Quando começou a ser noticiado que o horário da Feira do Livro de Lisboa ia ser alterado drasticamente devido à hipótese de o Benfica se sagrar campeão, pensei que estava a ler um artigo do Inimigo Público, onde se escrevem “notícias” satíricas, em jeito de piada. Mas não estava. Afinal, era mesmo verdade – pelo menos, à hora do fecho desta edição do Eco de Vagos, ainda não havia vislumbres de existir bom senso para voltar atrás com decisão. Que decisão? A que “alguém” tomou (sabe-se que a ordem veio da PSP), ao determinar o encerramento antecipado da Feira do Livro, às 17 horas, no dia de sábado, na eventualidade (muito provável, é certo) de o Benfica se sagrar campeão nacional naquele dia, no jogo da última jornada do campeonato, com início agendado para as 18 horas. Ora bem, e o que é que alhos têm a ver com bugalhos, questionam os caros leitores? Pois bem, no meu entender: nada.
A história é toda tão má, que nem sei por onde começar. Em primeiro lugar, mais uma vez, a cultura sai a perder, em detrimento de outra coisa – futebol, neste caso (não estando eu com isto a querer tirar o mérito ao desporto-rei). Como se a cultura já não tivesse demasiadas vezes no papel de enteado, num país madrasto chamado Portugal.
Depois, é necessário sublinhar que a Feira do Livro de Lisboa já estava agendada – e devidamente autorizada – há vários meses, muito antes dos imprevistos na decisão do campeonato nacional de futebol.
Pelo meio, realçar que antecipar o encerramento da feira para as 17 horas – num dia que estava previsto fechar às 23 – obrigou ao cancelamento, ou reprogramento, de 155 eventos, que estavam marcados para aquela janela temporal. Há compromissos, assumidos por editoras, autores e livreiros, entre outros, que não vão ser cumpridos.

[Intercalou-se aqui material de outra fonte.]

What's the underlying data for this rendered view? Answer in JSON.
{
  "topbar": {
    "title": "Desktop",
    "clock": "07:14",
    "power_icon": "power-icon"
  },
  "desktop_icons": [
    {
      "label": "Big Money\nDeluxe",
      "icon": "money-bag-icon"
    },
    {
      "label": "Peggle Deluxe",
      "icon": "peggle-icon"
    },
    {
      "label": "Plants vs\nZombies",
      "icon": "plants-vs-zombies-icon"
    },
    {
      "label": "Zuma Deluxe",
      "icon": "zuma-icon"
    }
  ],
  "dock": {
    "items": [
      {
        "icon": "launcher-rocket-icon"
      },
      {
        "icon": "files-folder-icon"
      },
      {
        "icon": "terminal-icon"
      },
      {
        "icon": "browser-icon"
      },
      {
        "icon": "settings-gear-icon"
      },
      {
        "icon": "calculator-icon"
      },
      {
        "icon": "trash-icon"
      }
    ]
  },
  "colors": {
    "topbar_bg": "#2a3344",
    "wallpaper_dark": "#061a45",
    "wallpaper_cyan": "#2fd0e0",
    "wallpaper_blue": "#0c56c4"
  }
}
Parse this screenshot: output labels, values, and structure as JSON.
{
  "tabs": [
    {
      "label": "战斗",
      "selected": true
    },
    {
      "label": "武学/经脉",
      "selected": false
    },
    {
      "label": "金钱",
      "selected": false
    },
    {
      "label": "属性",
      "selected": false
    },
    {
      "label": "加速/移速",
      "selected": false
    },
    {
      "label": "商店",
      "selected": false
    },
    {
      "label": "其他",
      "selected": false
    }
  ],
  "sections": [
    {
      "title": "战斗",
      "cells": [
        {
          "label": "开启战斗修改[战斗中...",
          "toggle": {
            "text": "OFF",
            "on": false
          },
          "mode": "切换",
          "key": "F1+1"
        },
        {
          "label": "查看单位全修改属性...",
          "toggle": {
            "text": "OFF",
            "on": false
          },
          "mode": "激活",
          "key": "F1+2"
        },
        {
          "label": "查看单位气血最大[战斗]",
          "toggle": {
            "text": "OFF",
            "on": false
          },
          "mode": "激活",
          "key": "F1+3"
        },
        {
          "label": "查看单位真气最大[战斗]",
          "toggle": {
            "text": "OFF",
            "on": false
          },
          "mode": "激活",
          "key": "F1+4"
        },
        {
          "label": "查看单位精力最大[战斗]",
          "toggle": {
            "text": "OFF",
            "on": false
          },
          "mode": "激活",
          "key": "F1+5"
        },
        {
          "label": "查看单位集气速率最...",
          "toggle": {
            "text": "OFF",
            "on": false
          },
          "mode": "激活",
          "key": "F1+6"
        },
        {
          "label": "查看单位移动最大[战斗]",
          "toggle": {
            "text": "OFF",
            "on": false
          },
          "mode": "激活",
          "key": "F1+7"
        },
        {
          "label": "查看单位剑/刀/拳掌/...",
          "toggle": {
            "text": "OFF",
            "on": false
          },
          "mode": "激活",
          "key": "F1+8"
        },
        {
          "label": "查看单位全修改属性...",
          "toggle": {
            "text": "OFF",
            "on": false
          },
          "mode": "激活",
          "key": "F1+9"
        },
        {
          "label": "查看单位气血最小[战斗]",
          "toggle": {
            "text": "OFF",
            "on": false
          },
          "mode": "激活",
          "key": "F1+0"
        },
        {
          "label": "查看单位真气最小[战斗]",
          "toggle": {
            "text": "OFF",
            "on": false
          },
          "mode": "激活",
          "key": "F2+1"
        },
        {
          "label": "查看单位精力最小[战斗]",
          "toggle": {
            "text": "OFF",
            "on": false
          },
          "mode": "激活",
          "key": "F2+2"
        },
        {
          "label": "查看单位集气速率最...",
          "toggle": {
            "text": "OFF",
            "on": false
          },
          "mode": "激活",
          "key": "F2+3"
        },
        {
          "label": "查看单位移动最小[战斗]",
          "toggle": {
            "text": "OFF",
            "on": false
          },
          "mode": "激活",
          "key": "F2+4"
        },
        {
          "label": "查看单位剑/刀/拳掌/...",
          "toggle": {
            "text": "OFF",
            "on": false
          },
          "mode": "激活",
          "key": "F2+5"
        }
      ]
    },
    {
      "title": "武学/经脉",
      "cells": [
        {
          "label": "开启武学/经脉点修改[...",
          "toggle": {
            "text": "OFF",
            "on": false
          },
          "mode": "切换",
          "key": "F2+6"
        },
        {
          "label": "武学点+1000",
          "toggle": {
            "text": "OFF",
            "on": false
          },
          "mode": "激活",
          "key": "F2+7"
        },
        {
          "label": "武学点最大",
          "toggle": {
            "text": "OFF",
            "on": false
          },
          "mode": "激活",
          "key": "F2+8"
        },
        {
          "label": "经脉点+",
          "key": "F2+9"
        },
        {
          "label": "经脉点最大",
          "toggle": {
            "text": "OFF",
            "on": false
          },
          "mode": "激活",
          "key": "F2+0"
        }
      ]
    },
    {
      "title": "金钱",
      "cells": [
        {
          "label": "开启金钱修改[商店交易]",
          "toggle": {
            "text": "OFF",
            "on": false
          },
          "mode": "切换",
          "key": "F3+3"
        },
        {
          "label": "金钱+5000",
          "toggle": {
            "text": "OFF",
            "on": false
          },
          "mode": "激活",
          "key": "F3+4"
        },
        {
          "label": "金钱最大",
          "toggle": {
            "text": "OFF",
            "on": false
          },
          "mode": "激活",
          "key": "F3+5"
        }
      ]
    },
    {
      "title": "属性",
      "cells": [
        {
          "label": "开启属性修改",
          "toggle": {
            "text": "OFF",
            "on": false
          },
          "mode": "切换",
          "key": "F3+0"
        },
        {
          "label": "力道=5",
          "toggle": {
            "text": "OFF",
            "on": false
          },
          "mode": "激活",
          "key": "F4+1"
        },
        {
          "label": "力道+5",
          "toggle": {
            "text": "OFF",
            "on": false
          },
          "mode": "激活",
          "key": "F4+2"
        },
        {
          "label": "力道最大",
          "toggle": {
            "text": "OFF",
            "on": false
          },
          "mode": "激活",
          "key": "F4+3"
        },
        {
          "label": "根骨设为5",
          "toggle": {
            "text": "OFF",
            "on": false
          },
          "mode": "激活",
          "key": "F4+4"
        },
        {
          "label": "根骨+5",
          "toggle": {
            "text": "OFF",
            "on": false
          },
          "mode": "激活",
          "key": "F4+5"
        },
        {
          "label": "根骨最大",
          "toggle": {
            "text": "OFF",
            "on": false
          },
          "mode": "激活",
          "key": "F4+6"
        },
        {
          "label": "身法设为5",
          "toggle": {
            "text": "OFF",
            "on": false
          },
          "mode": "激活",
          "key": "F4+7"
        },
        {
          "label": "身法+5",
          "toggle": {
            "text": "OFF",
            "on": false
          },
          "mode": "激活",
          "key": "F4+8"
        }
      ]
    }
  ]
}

Depois, há receitas – na ordem, certamente dos milhares de euros – que não vão ser encaixadas por quem tem os seus negócios na feira e que esperava um dia lucrativo, como são, habitualmente, os sábados. Há forma de ressarcir os lesados? Duvido.
Por último, há amantes da literatura que já tinham agendado deslocar-se à capital naquele dia, alguns de pontos longínquos do país, que se verão privados de seis horas de evento. Não sei qual dos pontos é pior, mas são todos demasiado maus.
No meio disto tudo, custa-me que se assuma à partida que, num país civilizado – com cidadãos igualmente civilizados e habituados a viver em sociedade –, os festejos pelo título de um campeonato de futebol inviabilizam a concretização de outro evento na mesma cidade.
O desporto é necessário (ainda que o fanatismo não o seja). Mas a cultura também o é. E muito. Não metamos nos pratos da balança se trabalhar os glúteos é mais importante do que exercitar a imaginação e trabalhar o pensamento crítico. Não creio que a discussão seja por aí. A discussão, para mim, é que a cultura sai sempre a perder. Uma, outra e outra vez, o desfecho da história, venha o livro que vier, é sempre o mesmo. Fatídico.